JE SORTAIS DE LA GARE MONTPARNASSE...
C'était en janvier, vers onze heures du soir, il faisait un froid de gueux. J'étais sorti de la gare Montparnasse et j'attendais un bus; on devinait dans de rachitiques buissons de malheureux clochards qui tentaient de s'endormir. Ce n'étaient pas les rares passants qui les gênaient. Mais peut-être, venue de la gare, une musique incertaine, et plus audible du dehors: l'on n'entendait que cela, dans ce silence glacé où l'on ne rêvait que bonnets et radiateurs.
Il y a trois ans, la S.N.C.F. a mis en place cette expérience, imaginée en Angleterre et en Belgique. Pour décourager les "bandes de jeunes marginaux qui diffusent un sentiment d'insécurité pour les voyageurs", s'appuyer sur la musique classique qui, paraît-il, est "si différente de leurs codes sonores qu'elle contribue à les faire fuir". Pavarotti comme repoussoir des punks, il paraît que cela marche à Londres. Et c'est ainsi que Brahms a fait son entrée triomphante à la gare Montparnasse.
BRAHMS TROP HARD POUR LES DJEUNES
Je dis Brahms. Il paraît que dans d'autres gares (de banlieue) on entend Chopin, Vivaldi, Mozart. Déjà, ces trois-là comme repoussoir, alors qu'ils sont si consensuels, on demande à voir, enfin à entendre: on sait par des enquêtes que Mozart séduit instantanément des tribus forestières qui n'ont jamais entendu comme musique que le cri des aras. Autant dire que des marginaux français... Mais Brahms, admettons que ce soit plus hard. D'autant que d'autres enquêtes (celles de nouveau de la S.N.C.F.) réalisées après coup nous apprennent que les voyageurs dits normaux (c'est-à-dire ni marginaux ni jeunes, ce qui, selon notre compagnie nationale, semble revenir au même) sont très contents d'entendre du Brahms quand ils viennent prendre leur train.
On veut bien. Mais outre qu'il suffit d'observer les comportements des voyageurs (ou son propre comportement, surtout quand, comme moi, on adore Brahms) pour se rendre compte qu'on a autre chose à faire, quand on entre dans une gare à la recherche de son quai, que d'écouter le concerto pour violon ou que sais-je encore, les modalités de l'expérience ont sans doute été mises en place par une tête pensante qui n'en assure plus le suivi depuis longtemps. Déjà, pour être bien écouté, on ne va pas nous diffuser des oeuvres délicates, sonates pour piano et violon ou quelques impalpables "Klavierstücke". Non, il faut du tonitruant, de l'écrasant: donc les symphonies (chez Brahms il y en a quatre) ou, éventuellement les deux ouvertures, la Tragique et l'Académique. Même les concertos demanderaient aux voyageurs, pour bien distinguer la balance entre un soliste et une masse plus compacte qu'on appelle un orchestre, une subtilité qu'il n'a pas quand il prend le train.

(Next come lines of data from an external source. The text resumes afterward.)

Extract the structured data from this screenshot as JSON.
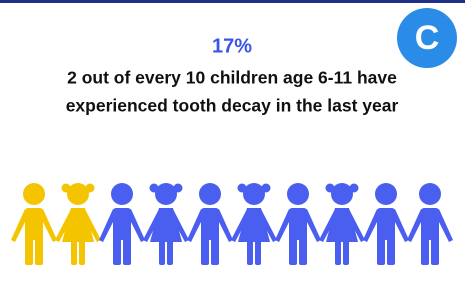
{
  "badge": "C",
  "headline": "17%",
  "text_lines": [
    "2 out of every 10 children age 6-11 have",
    "experienced tooth decay in the last year"
  ]
}
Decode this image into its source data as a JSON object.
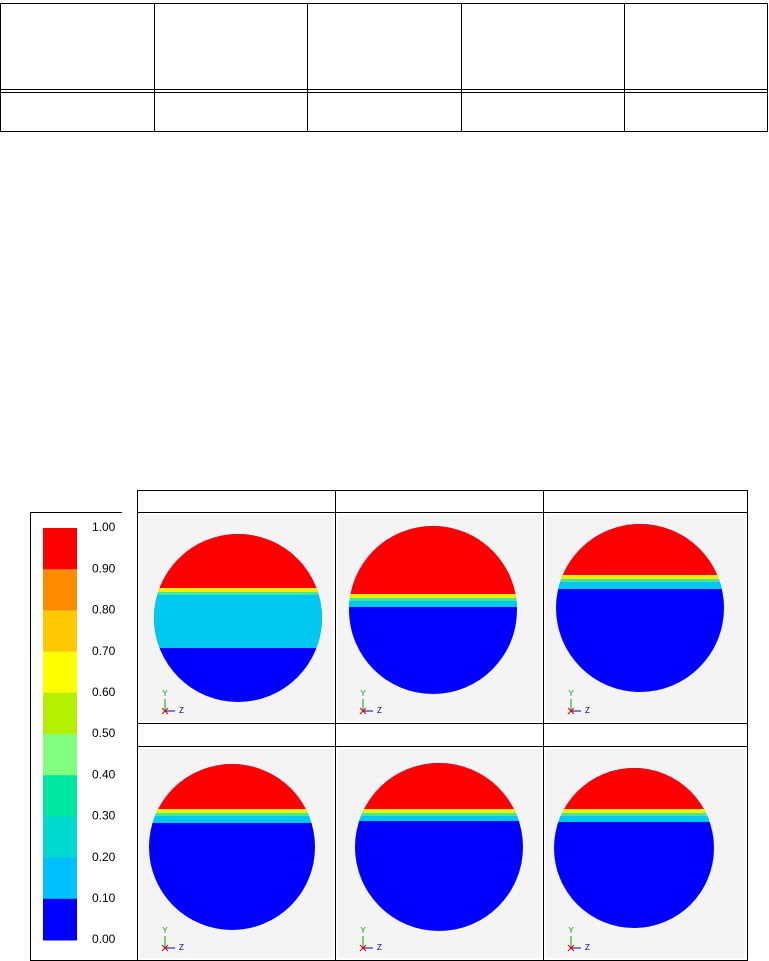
{
  "legend": {
    "labels": [
      "1.00",
      "0.90",
      "0.80",
      "0.70",
      "0.60",
      "0.50",
      "0.40",
      "0.30",
      "0.20",
      "0.10",
      "0.00"
    ]
  },
  "triad": {
    "y_label": "Y",
    "z_label": "Z"
  }
}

L'IMPRESSION D'ENTENDRE DES MUSICIENS BOURRES
Trois ans après on voit le résultat. En temps normal (c'est-à-dire en gros aux heures ouvrables), dans le brouhaha de l'agitation diurne, on n'entend rien ou un vague "bzzz" qui ressemble à un micro mal réglé. Dans le silence du soir, on sursaute parce que ce n'est pas une musique du soir. Et surtout parce que personne, à la S.N.C.F., ne s'est soucié qu'une bande sonore diffusée en boucle toute l'année finit par "pleurer" (et pas que de rage) de sorte qu'on a l'impression d'entendre des musiciens bourrés jouant une musique qui, à force de l'entendre, vous sort littéralement par les oreilles. On croirait être revenu à la fameuse question de Françoise Sagan: "Aimez-vous Brahms?" Avant d'y répondre sur le ton du sketch de Jean Yanne: "Je hais Brahms. .Brahms est abominable, Brahms est inconcevable, Brahms est épouvantable, Brahms est inécoutable" Ce qu'on veut bien admettre, joué ainsi, écouté dans ces conditions et en boucle...
Au point, si l'on n'avait un train à prendre, d'avoir envie de jeter des pierres vers les hauts-parleurs pour que tout ça, ce massacre-là, de Brahms et de nos oreilles, s'arrête une bonne fois.
Ce sont nos jeunes marginaux qui doivent être contents.
Eux qui, depuis longtemps, ont trouvé la parade: se mettre sur les oreilles leurs propres musiques.